A black market has emerged to supply fuel and cooking gas to those who can afford the steeper prices. Hospitals have reportedly cut down on surgeries due to a medicine shortage. And as winter sets in and daily power outages last up to 18 hours even in Kathmandu, the main source of hot water, besides the weather-dependent solar geysers, are LPG cylinders.

The cold is looming like a dark cloud over the economically underdeveloped country that is yet to find its footing after the deadly earthquake in April. Outside of Kathmandu, many people are still living in relief camps and medicines are still running scarce.


All photos: Shubhra Dixit


I spent two months in the Nepalese capital last summer on an internship and have seen that even without an earthquake, political protests and blockade, the nation struggles. This year I returned to attend the documentary film festival Film Southasia, organised by the Himal Southasian trust, from November 19 to November 22. A packed four days of film viewing left little time to fully explore the conditions in the city, but still it was difficult to miss the signs.


At a dinner out, I was greeted with “no fuel” or “no gas” menus. A notice outside our hotel regretfully asked the guests to cooperate if some needs were not met since “the whole nation is passing through a crucial situation in terms of supplies blockade”.

There was no animosity towards visiting Indians, but there was palpable anger against the Indian government. Shopkeepers openly accused Prime Minister Narendra Modi of being the cause of their troubles. One likened him to a snake that lures its prey by appearing attractive but is ultimately harmful. The prime minister’s visit to the UK in November drew many Nepalis into the streets to protest against him.

In Kathmandu, people have resorted to unique forms of protests to criticise India’s involvement in Nepal’s internal problems. Last month, some residents donated petrol to the Indian embassy. At the Pashupatinath shrine, a satirical puja, complete with mantras and chants, was organised by civil society members to absolve Modi of his sins.


The landlocked Himalayan nation has suffered from years of political volatility. After a decade-long civil war culminated in the end of the Hindu monarchy, Nepal adopted an interim constitution in 2007. That did not bring stability, though. As journalist Prashant Jha notes in an interview to The Diplomat magazine, “Nepal has had six constitutions so far and the problem in Nepal has not been writing the constitution but the ownership of constitutions.”

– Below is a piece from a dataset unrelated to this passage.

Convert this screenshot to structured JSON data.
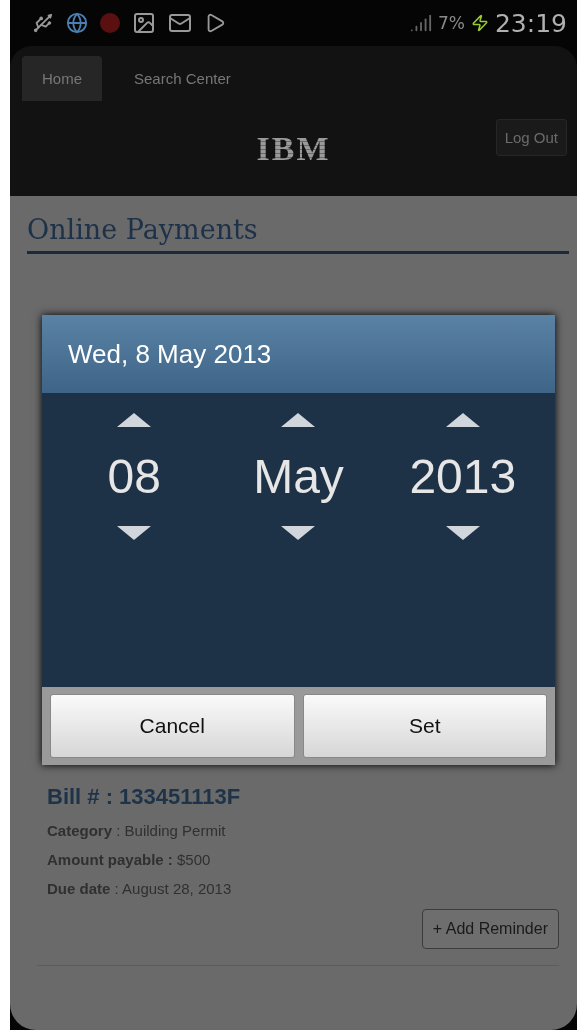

Finally, in September, after years of wrangling, a new constitution was adopted by the Constituent Assembly. Many reports said it was this year’s earthquake that catalysed the reconciliation.

Soon after this, the Madhesis and Tharus – the people of the Terai region – launched protests against their lack of representation in the constitution. Shifting to a federal structure, the constitution divides the country into seven provinces, with clear lists of legislative powers for the central, provincial, and local bodies. The resource rich districts of Morang, Sunsari and Jhapa have been cut out from the Terai state and this is a major point of contention.

Of the many people I spoke to in Kathmandu, some felt that the new constitution had been rushed through. They agreed with the protests against the demarcation of federal states in the new constitution, but not with the blockading of roads.

So far, the government’s attempts at opening a dialogue with the protesting groups have not ended in a resolution. The agitations have crossed the 100-day mark, and trucks carrying medicines, among other things, are stuck in border towns. Unless something gives soon, and India lifts its informal economic blockade, Nepal is going to suffer a very cruel winter.